Auch „Grüner Kapitalismus“ ist Kapitalismus, beruht also aus marxscher Sicht auf Ausbeutung der Arbeitskraft und somit auf einem grundlegenden gesellschaftlichen Herrschaftsverhältnis. Die Rede von „Grünem Kapitalismus“ und „nachhaltigem Wirtschaften“ scheint mir eher der Legitimation bestehender
Verhältnisse zu dienen.
Kann aus der Commons-Bewegung langfristig mehr entstehen als Gemeinschaftsgärten? Kann die Idee von gemeinschaftlichen Ressourcen der kapitalistischen Marktlogik etwas entgegensetzen?

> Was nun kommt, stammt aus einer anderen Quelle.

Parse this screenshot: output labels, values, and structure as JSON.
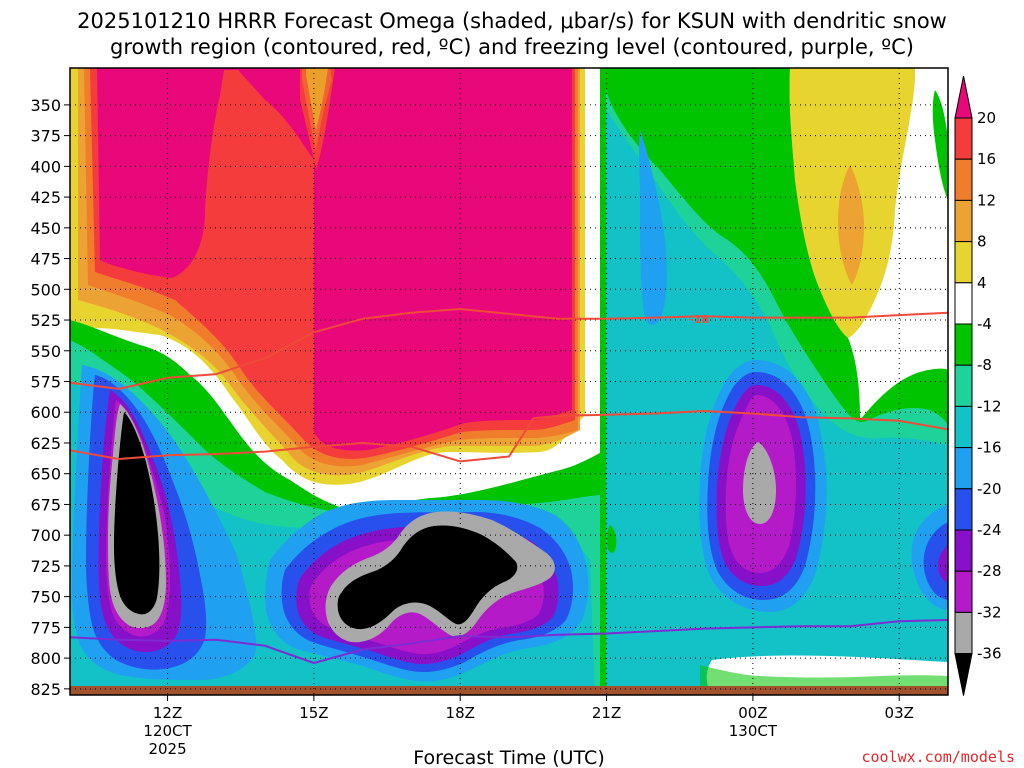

Ja, auf jeden Fall. Commons bedeuten ja, Privateigentum an Produktionsmitteln zugunsten gemeinsamen Eigentums Gleichberechtigter zu überwinden. Damit verbinden sich auch entsprechende solidarische Entscheidungsprozesse. Die Idee der Commons beschränkt sich also nicht auf formal-juristische Aspekte, sondern betrifft unmittelbar Alltagspraktiken. Letztlich geht es um eine basale Demokratisierung, nicht nur beim Wirtschaften, es geht um eine andere Logik des Zusammenlebens, die sich auf Gemeinsamkeit statt Konkurrenz stützt.
Gabriele Michalitsch ist Politikwissenschaftlerin und Ökonomin, derzeit Universitätsprofessorin für Internationale Politik an der Universität Wien. Ihre Forschungsschwerpunkte sind (Feministische) Politische Ökonomie und politische Theorien.